The main initial thread periodically wakes up, checks that the number of threads that have died is less than the number of threads, and goes back to sleep. The main thread dies when all the other threads have checked in.
If the main thread doesn't spawn all the threads itself, a small modification would be to have "threads_alive" instead of "died". threads_alive is incremented when a thread forks, and decremented when the thread dies.
In general, terminating a multithreaded operation cleanly is a pain in the butt, and besides special cases where you can use things like the semaphore barrier design pattern, this is the best I've heard of. I'd love to hear it if you find a better, cleaner one.
~anjruu
In general, I have threads waiting on a set of events and one of those events is the termination event.

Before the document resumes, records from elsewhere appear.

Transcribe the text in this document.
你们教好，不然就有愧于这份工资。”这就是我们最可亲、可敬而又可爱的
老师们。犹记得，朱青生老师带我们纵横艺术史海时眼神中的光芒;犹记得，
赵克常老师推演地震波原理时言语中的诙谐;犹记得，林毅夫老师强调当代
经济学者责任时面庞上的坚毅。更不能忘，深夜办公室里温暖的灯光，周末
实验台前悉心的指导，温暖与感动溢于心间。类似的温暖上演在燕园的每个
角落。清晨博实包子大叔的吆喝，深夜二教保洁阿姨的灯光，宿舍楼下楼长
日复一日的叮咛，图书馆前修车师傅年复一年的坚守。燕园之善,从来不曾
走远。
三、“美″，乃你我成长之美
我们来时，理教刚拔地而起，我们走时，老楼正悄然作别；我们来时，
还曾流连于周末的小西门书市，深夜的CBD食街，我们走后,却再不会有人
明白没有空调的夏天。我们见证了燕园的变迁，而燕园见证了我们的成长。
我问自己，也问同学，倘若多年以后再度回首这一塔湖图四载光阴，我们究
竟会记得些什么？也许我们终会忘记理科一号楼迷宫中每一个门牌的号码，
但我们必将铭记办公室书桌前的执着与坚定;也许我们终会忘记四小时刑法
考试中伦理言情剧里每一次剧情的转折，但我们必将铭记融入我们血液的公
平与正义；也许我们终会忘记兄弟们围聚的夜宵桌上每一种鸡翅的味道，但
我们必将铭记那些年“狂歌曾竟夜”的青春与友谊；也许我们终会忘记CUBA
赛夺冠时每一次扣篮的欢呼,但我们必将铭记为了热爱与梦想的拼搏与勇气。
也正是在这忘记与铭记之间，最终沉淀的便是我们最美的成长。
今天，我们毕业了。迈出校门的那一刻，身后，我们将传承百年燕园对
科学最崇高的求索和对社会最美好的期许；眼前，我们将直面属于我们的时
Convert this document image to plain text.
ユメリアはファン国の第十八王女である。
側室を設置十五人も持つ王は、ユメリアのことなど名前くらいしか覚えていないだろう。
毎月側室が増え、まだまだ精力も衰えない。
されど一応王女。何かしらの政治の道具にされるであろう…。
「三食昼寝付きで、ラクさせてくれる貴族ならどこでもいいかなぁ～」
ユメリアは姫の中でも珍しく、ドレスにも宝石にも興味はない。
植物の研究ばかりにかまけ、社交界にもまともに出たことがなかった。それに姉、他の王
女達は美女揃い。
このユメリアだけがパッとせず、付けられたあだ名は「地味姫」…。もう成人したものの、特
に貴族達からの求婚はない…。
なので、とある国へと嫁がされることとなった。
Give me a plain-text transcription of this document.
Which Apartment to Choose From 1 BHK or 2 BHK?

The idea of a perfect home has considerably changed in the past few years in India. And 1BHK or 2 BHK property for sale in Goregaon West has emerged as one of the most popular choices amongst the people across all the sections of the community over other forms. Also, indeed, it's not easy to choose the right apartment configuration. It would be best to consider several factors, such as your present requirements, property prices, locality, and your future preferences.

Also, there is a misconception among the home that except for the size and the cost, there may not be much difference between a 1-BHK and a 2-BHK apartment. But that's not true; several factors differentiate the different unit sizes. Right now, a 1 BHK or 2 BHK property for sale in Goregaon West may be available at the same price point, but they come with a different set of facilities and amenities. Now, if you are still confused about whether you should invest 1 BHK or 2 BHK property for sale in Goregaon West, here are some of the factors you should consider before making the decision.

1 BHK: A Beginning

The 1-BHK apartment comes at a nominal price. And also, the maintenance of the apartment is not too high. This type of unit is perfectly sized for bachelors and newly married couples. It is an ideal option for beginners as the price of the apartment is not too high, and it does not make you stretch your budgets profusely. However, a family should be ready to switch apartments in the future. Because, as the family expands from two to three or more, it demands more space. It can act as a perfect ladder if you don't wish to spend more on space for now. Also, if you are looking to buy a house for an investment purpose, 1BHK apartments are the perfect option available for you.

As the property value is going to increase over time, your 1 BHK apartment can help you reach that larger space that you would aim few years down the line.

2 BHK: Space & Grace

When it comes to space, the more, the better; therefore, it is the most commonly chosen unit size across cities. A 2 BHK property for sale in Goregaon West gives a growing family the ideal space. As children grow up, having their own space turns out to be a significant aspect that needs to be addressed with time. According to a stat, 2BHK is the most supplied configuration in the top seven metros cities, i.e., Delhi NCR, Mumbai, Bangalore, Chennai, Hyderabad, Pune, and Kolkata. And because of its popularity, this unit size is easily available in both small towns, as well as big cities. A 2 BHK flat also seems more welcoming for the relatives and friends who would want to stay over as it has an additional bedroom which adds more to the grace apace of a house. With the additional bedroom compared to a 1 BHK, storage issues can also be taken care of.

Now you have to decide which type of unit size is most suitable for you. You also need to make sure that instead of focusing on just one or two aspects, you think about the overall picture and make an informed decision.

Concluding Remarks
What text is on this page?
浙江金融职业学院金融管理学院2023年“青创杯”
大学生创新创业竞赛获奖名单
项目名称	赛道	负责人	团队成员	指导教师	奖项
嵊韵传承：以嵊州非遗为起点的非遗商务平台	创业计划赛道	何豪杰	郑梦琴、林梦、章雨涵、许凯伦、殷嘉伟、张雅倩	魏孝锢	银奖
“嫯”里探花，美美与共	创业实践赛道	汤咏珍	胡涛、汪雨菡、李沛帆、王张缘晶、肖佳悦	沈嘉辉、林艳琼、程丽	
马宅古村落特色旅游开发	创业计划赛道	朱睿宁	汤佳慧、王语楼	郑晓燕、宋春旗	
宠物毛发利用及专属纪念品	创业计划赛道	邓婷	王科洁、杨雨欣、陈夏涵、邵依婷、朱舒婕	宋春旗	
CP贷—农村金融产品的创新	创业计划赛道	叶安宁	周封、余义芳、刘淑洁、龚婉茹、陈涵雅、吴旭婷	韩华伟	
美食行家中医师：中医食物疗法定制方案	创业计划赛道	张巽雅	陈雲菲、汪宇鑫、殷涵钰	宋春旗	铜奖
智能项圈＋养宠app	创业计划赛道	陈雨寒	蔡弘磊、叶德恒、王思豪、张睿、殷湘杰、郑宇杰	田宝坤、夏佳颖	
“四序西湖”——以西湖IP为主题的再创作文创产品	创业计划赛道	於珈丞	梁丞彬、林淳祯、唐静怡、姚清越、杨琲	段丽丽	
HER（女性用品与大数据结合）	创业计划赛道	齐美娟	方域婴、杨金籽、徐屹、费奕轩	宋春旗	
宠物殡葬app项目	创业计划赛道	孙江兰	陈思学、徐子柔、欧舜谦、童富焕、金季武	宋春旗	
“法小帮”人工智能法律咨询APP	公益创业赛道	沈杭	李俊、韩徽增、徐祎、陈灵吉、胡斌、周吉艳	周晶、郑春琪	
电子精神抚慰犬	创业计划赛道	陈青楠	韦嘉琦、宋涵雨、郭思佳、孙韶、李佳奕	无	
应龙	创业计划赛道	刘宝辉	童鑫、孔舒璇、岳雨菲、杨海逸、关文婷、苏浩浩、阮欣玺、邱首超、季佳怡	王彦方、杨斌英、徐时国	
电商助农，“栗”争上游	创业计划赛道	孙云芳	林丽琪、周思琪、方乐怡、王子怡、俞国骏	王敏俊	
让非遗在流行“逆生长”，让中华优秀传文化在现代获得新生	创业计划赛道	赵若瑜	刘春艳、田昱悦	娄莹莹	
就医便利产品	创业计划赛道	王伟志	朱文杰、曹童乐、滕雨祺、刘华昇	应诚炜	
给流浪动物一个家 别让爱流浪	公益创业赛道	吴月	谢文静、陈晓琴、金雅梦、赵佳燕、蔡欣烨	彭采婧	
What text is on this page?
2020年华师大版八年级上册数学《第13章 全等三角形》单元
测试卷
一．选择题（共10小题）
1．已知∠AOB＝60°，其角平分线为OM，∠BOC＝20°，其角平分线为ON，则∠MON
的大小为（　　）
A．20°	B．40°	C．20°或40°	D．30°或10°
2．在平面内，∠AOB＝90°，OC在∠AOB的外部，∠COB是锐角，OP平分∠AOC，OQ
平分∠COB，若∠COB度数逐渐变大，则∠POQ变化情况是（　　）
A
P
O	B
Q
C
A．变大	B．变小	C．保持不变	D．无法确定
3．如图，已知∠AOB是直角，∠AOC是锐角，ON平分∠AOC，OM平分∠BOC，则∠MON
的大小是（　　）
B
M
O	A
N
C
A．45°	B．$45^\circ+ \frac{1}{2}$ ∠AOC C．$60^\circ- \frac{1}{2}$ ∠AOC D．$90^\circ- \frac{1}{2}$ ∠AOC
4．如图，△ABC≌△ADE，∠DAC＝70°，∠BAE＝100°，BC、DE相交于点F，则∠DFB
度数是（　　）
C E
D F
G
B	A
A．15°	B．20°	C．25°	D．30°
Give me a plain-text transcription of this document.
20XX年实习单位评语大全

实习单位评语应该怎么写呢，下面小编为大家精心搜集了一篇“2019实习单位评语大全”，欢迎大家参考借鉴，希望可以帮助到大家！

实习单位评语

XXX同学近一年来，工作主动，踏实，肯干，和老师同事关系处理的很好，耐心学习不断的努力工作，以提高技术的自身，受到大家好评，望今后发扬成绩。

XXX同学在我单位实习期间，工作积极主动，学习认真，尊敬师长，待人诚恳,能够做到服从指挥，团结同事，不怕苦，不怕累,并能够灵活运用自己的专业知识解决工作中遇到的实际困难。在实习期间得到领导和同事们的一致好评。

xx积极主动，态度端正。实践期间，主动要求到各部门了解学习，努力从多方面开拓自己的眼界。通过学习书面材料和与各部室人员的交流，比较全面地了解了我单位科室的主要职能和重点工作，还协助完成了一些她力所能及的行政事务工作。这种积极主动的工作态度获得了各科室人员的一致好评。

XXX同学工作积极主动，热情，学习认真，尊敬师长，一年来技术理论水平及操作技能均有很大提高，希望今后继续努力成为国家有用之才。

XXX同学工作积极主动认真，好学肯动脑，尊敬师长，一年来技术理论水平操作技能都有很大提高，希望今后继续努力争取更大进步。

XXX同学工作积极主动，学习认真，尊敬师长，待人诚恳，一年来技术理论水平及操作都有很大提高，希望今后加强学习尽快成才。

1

In the main thread, when I have triggered the termination event, I then wait on all the threads having exited.
SIGINT is actually not that difficult to handle and is often used for graceful termination. You need a signal handler and a way to tell all the threads that it's time to stop. One global flag that threads check in their loops and the signal handler sets might do. Same approach works for "on user command" termination, though you need a way to get the input from the terminal - either poll in a dedicated thread, or again, set the terminal to generate a signal for you.
The tricky part is to unblock waiting threads. You have to carefully design the notification protocol of who tells who to stop and what they need to do - put dummy message into a queue, set a flag and signal a cv, etc.